Where it gets a bit murky is with dependent parents. I’m getting mixed messages from lawyers here: some say you have to wait two years before you can sponsor a parent, while others think the Golden Visa is exempt from that wait time. There’s also a debate about Permanent Residency (PR). Some claim you can’t apply for PR yourself until every family member you’ve sponsored has also hit the 5-year mark. Others say that’s not true and that the main investor can go ahead with their PR application even if the rest of the family is still working toward their five years.
This is just what I’ve gathered so far. If anyone here has gone through this themselves or has a multi-generational family setup and has asked their lawyer about these specifics, I’d love to hear your experience!
@tommigun Didn’t you note an influx of users who joined very recently and post learned and verified consensus as fact that has little connection to actual truth? If I am not mistaken, there are two concurrent posts here that reach totally different conclusions of the law?
Yes, I love these posts as much as you do ![]()
@tommigun @anonymous94 I am wary too but it seems there is an independent data point from another, long standing poster here that AIMA allowed GV renewal even after the main applicant became a citizen:
I would love to know whether there is a legal basis for this, or whether it was just AIMA exercising discretion to be lenient. If the latter, there is no guarantee it would still work this way in future.

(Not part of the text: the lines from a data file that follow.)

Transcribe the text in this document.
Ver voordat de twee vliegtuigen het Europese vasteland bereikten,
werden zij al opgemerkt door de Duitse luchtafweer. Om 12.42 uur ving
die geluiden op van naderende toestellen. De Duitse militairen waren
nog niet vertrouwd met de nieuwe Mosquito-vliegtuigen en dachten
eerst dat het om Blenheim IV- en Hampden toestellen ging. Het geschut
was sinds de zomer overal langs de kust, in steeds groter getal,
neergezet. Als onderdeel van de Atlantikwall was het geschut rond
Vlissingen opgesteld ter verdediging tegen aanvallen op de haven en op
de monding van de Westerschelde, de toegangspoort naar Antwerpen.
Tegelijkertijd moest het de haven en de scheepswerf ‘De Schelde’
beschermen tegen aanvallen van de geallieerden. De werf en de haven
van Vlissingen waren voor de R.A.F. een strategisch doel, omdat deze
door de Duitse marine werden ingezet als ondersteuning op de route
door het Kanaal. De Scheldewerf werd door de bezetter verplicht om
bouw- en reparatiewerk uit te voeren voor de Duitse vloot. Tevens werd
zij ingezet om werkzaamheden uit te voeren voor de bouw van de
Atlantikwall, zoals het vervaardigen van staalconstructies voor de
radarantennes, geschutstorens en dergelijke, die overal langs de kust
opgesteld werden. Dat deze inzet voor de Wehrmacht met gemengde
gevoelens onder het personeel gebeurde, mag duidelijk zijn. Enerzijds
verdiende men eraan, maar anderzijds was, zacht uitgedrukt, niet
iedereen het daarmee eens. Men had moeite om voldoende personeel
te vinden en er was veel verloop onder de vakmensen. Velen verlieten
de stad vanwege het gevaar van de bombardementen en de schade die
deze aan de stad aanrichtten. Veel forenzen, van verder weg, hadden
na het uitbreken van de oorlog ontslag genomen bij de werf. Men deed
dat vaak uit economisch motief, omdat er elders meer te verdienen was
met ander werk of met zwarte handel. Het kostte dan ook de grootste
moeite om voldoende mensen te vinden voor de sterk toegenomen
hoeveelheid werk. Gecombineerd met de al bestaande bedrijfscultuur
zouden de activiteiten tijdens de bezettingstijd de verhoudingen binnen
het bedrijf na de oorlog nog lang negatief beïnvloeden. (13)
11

That is a more defencible scenario because most likely the renewal occurred 5 years after first card which means it technically meets the requirement of the law to maintain investment for at least 5 years. The second poster’s opinion was that there was consensus that the dependent could independently renew “once resiency is granted”. Complete rubbish.
Honestly even that would be a huge deal compared to my previous understanding that you need PR before you are independent of the investment.
If I could sell my investment after 5 years and keep renewing my D2 card (few hundreds euros) instead of switching to the (thousands of euros) GV PR that would be great!
And if I don’t have to worry about my kids becoming ineligible because my timeline is ahead of theirs (I have had my card 3.5 years, they still have no bio appointments) that would also be great!